Talvez no sentido de que já não se trata de diferenciar entre esquerda e direita, mas, ao contrário, de algo mais profundo. Já não é o debate do sistema de saúde, mas, sim, do que é a verdade e o que é a mentira. Se percebo que meu país está em risco, é óbvio que minha voz soará distinta.

É a primeira vez que vê seu país em perigo?

Sim. Se eu tivesse sido jornalista durante a Guerra Civil que se travou entre 1861 e 1865, certamente, também minha voz teria sido diferente. Vivemos momentos dramáticos. A Primeira Guerra Mundial. A Segunda Guerra. A guerra do Vietnã foi um momento de tremenda polarização interna. Vietnã foi terrível, mas não estava em perigo o país como tal.

E com Richard Nixon?

Os partidos intervieram. Inclusive, o Partido Republicano. Hoje, temos um presidente ao qual não lhe importa seu partido, apoiado por seu trabalho nas redes e por um canal, Fox, sem integridade moral. É uma combinação muito perigosa e poderosa.

Salvo que seja simples manipulação, tem que haver alguma explicação social.

Há uma questão identitária. De ódio. Os que estão com Trump odeiam os que não estão com Trump. E Trump é habilíssimo em se esconder por trás desse fenômeno. Diz: “Se odeia os outros (não importa se as elites, as empresas de tecnologia ou os jornais) vota em mim”.

O ódio é uma ferramenta política.

Absolutamente. Trump sempre encontra temas para dividir a sociedade. Imigração, por exemplo. “Aí vêm os hondurenhos!”. Então, toma um sentimento, o amplifica e o utiliza para mobilizar vontades em seu favor. Não sente nenhuma vergonha quando mente e diz que entre os hondurenhos há gente perigosa do Oriente Médio. Não sentir vergonha é algo que torna você muito poderoso na política.

Perguntava a você sobre a sociedade.
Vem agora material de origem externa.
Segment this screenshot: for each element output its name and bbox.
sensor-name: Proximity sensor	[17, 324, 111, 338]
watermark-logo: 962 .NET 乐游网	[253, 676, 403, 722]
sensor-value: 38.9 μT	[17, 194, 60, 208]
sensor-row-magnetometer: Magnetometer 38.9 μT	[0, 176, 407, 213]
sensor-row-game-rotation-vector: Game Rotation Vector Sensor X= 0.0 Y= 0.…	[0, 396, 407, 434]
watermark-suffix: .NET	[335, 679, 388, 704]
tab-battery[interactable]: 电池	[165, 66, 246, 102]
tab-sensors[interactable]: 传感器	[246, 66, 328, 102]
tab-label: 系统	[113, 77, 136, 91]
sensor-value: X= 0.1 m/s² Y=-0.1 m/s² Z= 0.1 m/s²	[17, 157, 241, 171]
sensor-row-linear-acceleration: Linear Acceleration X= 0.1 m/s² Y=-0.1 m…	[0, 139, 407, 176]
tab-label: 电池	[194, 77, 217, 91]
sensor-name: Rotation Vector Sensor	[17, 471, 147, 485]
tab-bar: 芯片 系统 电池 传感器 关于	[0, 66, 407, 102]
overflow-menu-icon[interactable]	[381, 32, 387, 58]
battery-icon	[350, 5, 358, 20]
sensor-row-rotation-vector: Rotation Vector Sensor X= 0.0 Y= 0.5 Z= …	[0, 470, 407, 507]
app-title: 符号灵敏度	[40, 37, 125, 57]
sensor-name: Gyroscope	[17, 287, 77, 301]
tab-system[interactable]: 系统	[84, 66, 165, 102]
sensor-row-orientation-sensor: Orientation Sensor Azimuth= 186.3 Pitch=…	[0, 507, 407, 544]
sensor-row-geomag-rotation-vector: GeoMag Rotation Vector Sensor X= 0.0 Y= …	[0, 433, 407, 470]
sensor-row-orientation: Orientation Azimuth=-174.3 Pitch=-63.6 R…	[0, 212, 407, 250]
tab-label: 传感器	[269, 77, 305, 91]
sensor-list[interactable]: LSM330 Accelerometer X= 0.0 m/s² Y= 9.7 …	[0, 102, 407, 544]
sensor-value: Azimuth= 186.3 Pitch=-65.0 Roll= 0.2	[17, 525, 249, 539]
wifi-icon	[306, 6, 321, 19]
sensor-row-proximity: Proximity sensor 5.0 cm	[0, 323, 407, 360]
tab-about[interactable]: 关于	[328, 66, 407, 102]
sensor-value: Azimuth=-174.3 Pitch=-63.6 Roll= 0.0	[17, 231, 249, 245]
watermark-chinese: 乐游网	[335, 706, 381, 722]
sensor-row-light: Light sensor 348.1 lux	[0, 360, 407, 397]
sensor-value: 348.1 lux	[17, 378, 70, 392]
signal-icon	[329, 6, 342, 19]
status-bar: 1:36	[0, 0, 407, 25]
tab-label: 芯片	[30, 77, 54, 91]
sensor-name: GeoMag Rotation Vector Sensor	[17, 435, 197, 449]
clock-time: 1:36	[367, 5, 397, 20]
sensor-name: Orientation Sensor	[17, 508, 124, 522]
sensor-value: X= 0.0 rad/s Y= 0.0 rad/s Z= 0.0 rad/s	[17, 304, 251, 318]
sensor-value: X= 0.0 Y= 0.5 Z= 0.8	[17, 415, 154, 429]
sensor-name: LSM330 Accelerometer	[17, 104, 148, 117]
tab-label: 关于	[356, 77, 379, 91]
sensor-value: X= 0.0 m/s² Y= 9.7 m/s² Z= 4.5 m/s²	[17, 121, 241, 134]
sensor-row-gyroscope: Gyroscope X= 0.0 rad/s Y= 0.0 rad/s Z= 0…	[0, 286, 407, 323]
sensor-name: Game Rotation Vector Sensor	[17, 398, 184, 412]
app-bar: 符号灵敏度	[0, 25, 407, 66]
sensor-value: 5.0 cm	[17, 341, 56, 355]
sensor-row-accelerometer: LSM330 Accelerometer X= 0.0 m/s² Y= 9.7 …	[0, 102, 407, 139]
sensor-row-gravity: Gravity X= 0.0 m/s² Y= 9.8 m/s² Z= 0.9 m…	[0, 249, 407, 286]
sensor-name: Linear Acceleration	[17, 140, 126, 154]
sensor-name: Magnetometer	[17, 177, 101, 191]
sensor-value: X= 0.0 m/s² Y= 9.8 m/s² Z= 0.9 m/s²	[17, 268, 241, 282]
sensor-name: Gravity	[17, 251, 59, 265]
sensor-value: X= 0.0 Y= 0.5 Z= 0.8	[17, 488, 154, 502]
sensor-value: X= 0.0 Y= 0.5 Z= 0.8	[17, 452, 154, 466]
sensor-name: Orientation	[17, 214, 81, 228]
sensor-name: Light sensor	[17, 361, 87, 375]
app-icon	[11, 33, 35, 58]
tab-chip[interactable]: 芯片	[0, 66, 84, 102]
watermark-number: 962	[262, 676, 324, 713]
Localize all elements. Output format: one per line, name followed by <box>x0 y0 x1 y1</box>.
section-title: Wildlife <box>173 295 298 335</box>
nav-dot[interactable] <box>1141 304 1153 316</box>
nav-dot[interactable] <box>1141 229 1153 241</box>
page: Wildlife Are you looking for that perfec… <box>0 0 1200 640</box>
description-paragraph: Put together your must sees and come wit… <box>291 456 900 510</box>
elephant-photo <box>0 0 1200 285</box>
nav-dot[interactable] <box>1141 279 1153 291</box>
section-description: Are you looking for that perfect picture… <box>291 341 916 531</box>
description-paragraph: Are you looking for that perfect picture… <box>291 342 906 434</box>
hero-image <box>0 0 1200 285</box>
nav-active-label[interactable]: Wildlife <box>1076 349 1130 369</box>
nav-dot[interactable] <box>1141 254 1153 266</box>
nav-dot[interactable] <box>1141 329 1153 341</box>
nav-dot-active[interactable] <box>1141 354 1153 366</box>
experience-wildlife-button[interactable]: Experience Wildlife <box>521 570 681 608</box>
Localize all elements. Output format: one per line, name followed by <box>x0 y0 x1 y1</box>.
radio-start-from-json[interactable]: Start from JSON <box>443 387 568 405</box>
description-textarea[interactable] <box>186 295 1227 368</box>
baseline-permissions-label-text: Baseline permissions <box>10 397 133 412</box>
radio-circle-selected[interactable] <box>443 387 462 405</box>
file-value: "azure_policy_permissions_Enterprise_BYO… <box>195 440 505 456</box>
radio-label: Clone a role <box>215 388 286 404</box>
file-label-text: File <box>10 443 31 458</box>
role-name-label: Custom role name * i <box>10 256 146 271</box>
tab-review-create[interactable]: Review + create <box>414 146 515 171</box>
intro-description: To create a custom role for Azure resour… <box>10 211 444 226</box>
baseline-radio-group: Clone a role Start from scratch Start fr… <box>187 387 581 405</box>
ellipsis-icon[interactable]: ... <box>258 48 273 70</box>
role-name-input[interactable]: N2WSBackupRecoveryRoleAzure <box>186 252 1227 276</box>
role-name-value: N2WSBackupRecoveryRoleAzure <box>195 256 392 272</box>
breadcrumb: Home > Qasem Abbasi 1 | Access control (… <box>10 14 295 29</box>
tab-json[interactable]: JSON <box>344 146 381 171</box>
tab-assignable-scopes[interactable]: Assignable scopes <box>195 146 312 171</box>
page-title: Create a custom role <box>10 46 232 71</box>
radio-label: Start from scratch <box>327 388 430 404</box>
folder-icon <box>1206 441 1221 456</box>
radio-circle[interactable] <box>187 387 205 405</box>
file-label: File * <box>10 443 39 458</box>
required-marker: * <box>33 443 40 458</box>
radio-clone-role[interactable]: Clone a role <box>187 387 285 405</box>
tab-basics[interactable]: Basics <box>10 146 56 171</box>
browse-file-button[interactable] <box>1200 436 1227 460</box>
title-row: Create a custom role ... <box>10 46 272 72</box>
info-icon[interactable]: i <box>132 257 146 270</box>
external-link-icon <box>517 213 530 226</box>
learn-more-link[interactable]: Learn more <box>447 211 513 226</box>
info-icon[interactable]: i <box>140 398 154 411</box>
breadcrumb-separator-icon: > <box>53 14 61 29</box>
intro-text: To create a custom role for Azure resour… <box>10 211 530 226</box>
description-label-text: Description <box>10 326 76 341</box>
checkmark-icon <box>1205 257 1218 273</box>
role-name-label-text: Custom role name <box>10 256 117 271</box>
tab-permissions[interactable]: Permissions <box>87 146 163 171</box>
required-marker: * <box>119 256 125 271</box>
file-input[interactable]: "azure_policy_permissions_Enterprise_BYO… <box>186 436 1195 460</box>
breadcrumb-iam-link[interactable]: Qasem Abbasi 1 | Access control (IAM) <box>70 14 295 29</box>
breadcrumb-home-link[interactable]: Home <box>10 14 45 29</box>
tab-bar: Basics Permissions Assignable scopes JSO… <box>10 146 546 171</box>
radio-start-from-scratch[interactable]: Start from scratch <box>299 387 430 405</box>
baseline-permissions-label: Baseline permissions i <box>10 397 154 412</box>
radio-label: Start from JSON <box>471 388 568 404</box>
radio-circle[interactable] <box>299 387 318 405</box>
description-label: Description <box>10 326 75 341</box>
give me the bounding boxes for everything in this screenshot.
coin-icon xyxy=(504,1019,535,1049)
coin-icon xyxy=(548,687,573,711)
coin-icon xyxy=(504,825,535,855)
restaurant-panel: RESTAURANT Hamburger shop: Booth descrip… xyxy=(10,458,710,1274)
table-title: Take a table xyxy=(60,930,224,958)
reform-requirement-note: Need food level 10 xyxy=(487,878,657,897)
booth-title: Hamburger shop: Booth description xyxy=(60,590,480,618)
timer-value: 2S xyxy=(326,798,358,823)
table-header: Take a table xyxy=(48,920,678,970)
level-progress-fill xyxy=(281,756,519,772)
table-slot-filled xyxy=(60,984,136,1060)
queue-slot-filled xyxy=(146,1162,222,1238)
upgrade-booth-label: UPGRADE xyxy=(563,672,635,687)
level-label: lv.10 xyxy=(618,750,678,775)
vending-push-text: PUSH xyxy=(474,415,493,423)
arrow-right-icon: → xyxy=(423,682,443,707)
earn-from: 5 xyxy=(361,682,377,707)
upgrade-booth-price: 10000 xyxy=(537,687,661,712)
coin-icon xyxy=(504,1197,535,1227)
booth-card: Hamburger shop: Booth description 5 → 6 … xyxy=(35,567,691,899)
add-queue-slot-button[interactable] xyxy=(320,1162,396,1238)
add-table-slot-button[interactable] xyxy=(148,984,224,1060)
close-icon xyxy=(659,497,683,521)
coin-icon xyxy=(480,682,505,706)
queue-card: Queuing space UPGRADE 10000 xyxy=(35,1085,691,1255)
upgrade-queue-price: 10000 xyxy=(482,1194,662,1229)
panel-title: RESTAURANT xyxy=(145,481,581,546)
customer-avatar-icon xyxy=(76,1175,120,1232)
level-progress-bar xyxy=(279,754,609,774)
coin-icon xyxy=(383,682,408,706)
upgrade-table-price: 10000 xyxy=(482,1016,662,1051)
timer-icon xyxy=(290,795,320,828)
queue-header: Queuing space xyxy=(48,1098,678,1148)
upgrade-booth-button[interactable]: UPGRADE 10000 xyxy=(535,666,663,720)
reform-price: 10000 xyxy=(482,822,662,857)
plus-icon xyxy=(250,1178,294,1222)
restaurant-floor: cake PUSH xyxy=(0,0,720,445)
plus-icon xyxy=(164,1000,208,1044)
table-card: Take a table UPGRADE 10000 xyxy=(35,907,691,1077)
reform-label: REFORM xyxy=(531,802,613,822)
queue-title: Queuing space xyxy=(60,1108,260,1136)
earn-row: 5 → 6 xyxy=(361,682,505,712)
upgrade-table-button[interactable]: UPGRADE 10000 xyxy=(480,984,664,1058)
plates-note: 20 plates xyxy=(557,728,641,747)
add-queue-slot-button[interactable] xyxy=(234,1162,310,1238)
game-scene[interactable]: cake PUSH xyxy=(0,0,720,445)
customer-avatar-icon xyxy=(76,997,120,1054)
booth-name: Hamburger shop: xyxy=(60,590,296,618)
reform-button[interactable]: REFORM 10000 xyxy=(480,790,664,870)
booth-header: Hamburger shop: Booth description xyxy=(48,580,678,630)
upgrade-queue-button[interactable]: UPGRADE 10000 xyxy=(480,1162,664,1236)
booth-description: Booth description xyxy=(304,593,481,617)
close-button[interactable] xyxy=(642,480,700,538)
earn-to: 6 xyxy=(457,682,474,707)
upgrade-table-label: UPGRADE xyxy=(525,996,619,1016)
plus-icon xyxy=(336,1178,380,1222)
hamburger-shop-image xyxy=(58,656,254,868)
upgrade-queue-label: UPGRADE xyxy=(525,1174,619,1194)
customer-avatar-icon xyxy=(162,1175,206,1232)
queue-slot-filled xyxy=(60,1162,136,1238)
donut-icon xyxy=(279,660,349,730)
Em seu último livro, há pistas.

Mudaram as noções de gênero, de normas culturais, de tipo de trabalho. Muitas pessoas se sentem perdidas e angustiadas. Trump prometeu interromper os ventos de mudança. Agora, possuem a ilusão de voltar aos Estados Unidos de 1950. Trump entende esses sentimentos e fala às vísceras das pessoas. Se queremos outro tipo de liderança, também os novos líderes deveriam aprender a falar dessa maneira.

Façamos um exercício. O líder é você e lhe ouvem eleitores de Trump do Centro-Oeste.

Ok. Estamos em West Virgínia. Começaria minha conversa com um grupo de mineiros do carvão dizendo isto: “Não vou lhes falar sobre a mudança climática, mas do que realmente importa para vocês. De seus lares, de seus afetos, de sua comunidade. Sei que às vezes vocês associam a preocupação com a mudança climática com o fim de suas comunidades. Sentem-se em perigo. Vocês querem continuar trabalhando nas minas e amam a sua comunidade. Amam o clima, a comida, a paisagem, suas pequenas cidades, os vizinhos… Não tenham medo. Irei ajudá-los a conservar tudo o que vocês amam. Se me derem uma chance, juntos faremos as coisas como seus pais ou seus avós. O que importa para vocês é o mesmo que para mim”.

Não era a forma como Hillary Clinton falava.

Claro, não se pode dizer a alguém: “É deplorável que você não compreenda nada de mudança climática”. É preciso se conectar com as pessoas, não?